日本映画黄金期を体現する——女優・香川京子
ラブコメディから時代劇、ホームドラマから社会派まで、色とりどりの傑作10本を上映!

率直で素朴な演技、明るく清潔な佇まいが、今も昔も愛される香川京子。早くからフリーの俳優として活躍し、成瀬巳喜男、溝口健二、小津安二郎、黒澤明……あまたの巨匠たちの作品に勢力的な出演を続けました。今回は、多彩な衣装に身を包み多様な演技を見せた、貴重な作品10本をラピュタ阿佐ヶ谷にて上映いたします。

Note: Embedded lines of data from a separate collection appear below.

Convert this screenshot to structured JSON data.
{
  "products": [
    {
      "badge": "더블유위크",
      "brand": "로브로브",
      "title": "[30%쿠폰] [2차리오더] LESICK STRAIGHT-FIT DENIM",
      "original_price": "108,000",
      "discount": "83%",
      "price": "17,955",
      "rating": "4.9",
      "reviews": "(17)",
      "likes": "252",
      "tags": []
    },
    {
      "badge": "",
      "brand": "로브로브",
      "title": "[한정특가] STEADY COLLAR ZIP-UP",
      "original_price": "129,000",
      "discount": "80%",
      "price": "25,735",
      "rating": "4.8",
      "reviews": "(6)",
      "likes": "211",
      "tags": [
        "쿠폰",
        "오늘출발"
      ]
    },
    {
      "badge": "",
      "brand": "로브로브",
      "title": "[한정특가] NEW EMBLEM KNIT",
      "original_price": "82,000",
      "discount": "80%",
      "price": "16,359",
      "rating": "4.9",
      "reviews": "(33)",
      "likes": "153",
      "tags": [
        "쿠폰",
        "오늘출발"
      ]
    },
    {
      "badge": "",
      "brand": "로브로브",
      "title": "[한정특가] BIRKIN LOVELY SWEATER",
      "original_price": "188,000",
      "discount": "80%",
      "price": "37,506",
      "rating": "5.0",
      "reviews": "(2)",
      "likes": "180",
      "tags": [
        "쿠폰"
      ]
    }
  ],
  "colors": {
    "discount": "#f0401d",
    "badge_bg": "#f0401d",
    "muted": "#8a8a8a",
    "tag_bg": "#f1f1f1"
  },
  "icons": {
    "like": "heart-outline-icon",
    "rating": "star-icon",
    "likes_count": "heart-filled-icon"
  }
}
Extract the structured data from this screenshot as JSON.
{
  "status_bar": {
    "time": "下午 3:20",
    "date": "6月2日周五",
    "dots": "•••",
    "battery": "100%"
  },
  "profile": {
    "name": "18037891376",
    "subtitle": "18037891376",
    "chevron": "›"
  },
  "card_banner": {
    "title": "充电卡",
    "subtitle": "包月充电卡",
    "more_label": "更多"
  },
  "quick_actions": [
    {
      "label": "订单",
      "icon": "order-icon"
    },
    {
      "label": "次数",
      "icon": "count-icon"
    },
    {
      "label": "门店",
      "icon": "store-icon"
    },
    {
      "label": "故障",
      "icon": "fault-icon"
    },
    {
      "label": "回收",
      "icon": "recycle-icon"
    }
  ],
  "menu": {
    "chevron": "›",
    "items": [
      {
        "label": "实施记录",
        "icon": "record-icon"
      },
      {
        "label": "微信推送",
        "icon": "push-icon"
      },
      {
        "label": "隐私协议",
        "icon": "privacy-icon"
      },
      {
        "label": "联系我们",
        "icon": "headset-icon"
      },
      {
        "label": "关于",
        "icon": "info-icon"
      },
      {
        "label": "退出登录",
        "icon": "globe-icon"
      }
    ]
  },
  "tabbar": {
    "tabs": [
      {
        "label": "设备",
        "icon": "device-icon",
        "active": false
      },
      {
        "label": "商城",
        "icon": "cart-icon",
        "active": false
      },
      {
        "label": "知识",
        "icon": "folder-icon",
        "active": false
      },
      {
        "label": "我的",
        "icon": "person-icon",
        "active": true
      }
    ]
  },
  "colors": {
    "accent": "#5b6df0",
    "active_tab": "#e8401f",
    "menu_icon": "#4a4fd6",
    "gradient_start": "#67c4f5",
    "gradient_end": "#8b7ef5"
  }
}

オープニングを飾るのは、成瀬巳喜男監督の『おかあさん』です。当時フランスでも上映され高い評価を得たこの作品は、自身も「笑いあり涙ありの、誰もが愛するお手本のような映画」と語る珠玉の一本。森繁久彌と共演した『いらっしゃいませ』では弾けるアプレ娘を演じて好評を得、女子学生に実地取材を敢行して撮影にのぞんだ『奥様は大学生』では、夫婦生活のいろいろな苦労を乗り越えながら喜びを見つけていく、「学生女房」の成長を見事に演じ切りました。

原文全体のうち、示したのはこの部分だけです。